De algunas cosas curiosas que vio Marco Polo en sus viajes

Luego de todo eso, decidí comenzar a viajar de nuevo. Al salir de la región de Mangi, me encontré con una terrible sorpresa. Yo cabalgaba durante la noche. Entonces, de la nada, aparecieron frente a mí unos seres muy extraños. Llevaban antorchas. Las sombras no me dejaban ver bien lo que ocurría.

Pude notar a un hombre con cabeza de buey. Otros la tenían de cerdo, de cordero, de perro o de otras criaturas. Algunos con cabezas de cuatro caras. Había seres de cuatro manos, otros con ocho, y otras muchas criaturas extrañas.

¡Yo sólo quería correr! De pronto, uno ellos me tranquilizó y dijo:

—No temas, viajero. Somos hombres normales. Le estamos haciendo un tributo a nuestros ídolos.

—¿Y por qué sus ídolos son tan extraños? —pregunté.

Nuestros antepasados nos los dieron de esta manera. Así se los dejaremos a nuestros hijos y a los que vendrán después de ellos.

Luego, mientras caminaba por la región de Ciamba, me encontré con un gran alboroto. Le pregunté a un caminante lo qué sucedía y me contestó:

—El señor Cublai ha enviado a uno de sus barones a conquistarnos. ¡Estamos perdidos!
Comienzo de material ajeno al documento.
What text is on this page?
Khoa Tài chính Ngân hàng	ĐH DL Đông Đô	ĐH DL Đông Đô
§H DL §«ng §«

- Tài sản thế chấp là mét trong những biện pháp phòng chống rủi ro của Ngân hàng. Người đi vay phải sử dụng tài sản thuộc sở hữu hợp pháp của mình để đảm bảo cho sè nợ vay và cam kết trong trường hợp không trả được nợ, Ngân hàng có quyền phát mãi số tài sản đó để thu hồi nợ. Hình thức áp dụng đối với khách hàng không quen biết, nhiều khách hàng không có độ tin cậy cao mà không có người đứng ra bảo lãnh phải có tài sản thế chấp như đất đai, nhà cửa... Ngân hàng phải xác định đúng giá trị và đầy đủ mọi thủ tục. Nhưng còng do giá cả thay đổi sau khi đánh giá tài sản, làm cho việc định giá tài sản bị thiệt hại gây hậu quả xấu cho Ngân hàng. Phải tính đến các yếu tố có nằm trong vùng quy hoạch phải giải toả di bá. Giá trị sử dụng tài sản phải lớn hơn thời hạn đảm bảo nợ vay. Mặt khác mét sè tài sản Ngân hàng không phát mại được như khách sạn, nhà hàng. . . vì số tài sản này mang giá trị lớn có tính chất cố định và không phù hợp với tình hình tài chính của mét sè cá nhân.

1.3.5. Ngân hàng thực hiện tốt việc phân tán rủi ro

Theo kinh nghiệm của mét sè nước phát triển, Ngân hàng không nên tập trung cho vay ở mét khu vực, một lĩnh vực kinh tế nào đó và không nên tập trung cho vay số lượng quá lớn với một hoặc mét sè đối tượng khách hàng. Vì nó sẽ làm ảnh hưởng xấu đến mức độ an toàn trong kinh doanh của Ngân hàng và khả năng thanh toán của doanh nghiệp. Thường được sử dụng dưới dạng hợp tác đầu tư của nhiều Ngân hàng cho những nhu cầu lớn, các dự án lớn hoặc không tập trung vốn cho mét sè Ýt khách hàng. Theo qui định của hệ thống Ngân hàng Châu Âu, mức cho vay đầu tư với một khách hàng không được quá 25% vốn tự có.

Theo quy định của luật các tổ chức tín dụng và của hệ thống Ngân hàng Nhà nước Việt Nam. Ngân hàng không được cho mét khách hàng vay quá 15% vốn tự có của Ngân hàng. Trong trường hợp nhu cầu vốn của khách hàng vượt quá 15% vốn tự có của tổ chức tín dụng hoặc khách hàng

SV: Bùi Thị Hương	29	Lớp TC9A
Pregunté cuál era el barón al que había mandado el emperador. Me dijeron que se llamaba Sogatu. Fui ante él. Le dije lo que sabía del rey de Ciamba. Le expliqué que era un hombre muy viejo. Que no tenía muchas fuerzas armadas. Le pedí que me permitiera hablar con él.  Sogatu aceptó.

Una vez que estuve frente al rey, le dije:

—Sé que usted ya es un hombre grande y no quiere pelear. Además, usted casi no tiene hombres armados. Ha hecho bien en esconderse en sus castillos y Cublai es un hombre bueno. Si manda a un mensajero a decirle su situación, estoy seguro que terminará esta guerra.

El rey me miró sonriente y aceptó. Mandó llamar a un embajador y lo envió hacia donde estaba Cublai. Una vez ahí, el mensajero dijo:

—Mi señor, el rey le envía saludos. Quiere que sepa que, ya muy anciano, ha logrado la paz en su reino. Quiere detener esa guerra y darle como regalo a sus mejores elefantes. Mi rey le pide, por favor, que saque a sus hombres de sus tierras y termine la batalla.

Cuando Cublai oyó lo que el anciano rey pedía, se compadeció de él. Ordenó a sus hombres que se retiraran. El anciano cumplió su palabra. Cada año le mandaba al emperador 20 de sus mejores elefantes.